The correct assessment of dipper vs. non-dipper requires the ability to accurately identify activity and rest cycles. Traditionally, determination of activity and rest cycles has been performed by assuming or imposing a fixed schedule (for instance, the activity cycle spanning from 7:00 h to 23:00 h, and the rest cycle from 23:00 h to 7:00 h) [9]. This method can prove highly inaccurate due to individual differences in sleep habits. Another method involves the use of a diary where the subjects under study keep a record of their going to sleep and wake up times. In practice, diaries have proven to be cumbersome and unreliable. Several studies have explored the possibility of using actigraphy to perform identification of sleep/wake cycles, which provides an inexpensive and non-obtrusive method to discriminate between sleep and wake periods based on recorded activity levels [10, 11, 12, 13]. The typical actigraphs are wrist-worn devices that use accelerometers to measure and record movement counts at uniform time intervals with low sampling frequencies (e.g. 1 sample per minute).
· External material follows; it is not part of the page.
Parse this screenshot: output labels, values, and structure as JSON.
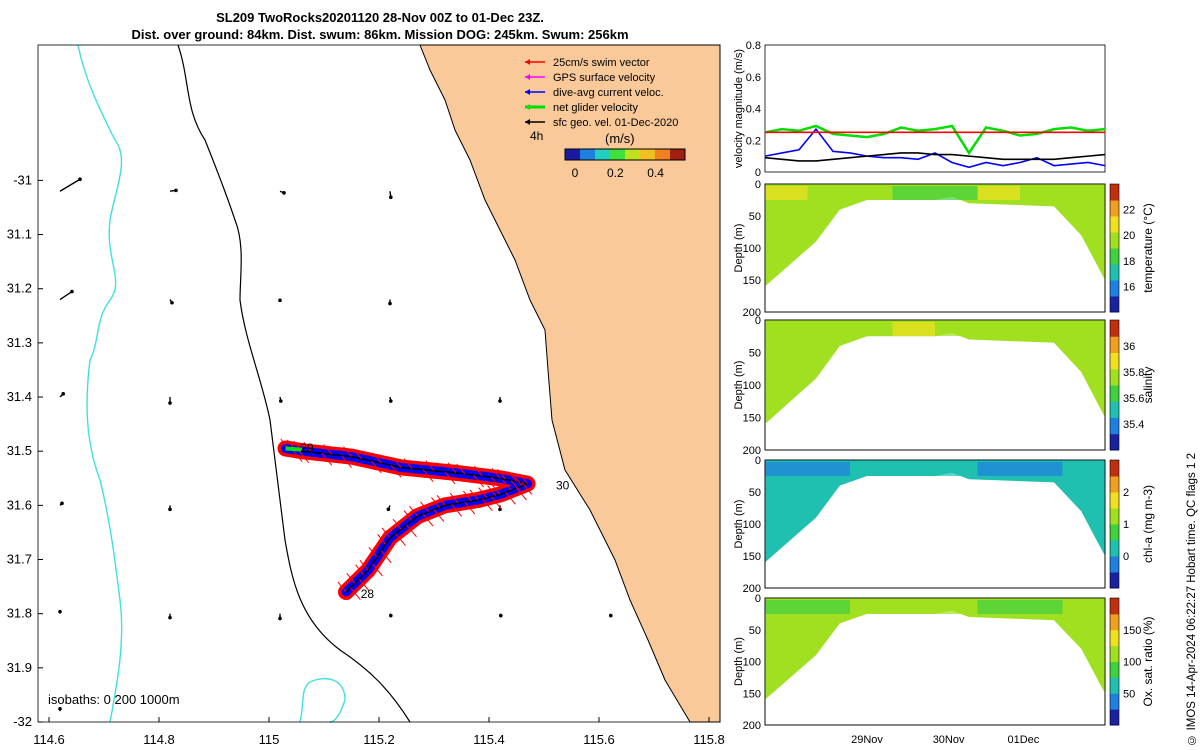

The actigraphy signal can be used to discriminate between sleep and wake cycles, but an automatic method is needed to perform the identification of activity and rest cycles objectively and accurately. In the last 20 years, several methods have been proposed to automatically identify sleep and wake periods from actigraphy [14, 15, 16]. More recent methods use additional signals such as the electrocardiogram and respiration to achieve better performance [17]. Most of these methods have been designed as an alternative to polysomnography for the study of sleep/wake patterns in patients with sleep disorders and other conditions affecting quantity and quality of sleep [18, 19, 20, 21, 22, 23, 24, 25]. As a consequence, they exhibit a high sensitivity to sleep disturbances, and tend to generate multiple wake identifications during main rest periods. This makes them unsuitable for the identification of activity and rest cycles in the context of ABPM and cardiovascular risk assessment, where the objective is not to detect wake events during periods of sleep, but rather to determine the boundaries between the main activity and rest periods. For this reason, short transitions between states during a main activity or rest cycle are considered invalid in this application.
Currently, there are no methods available to perform automatic activity/rest identification from actigraphy with the accuracy required in clinical applications involving cardiovascular risk assessment using ABPM.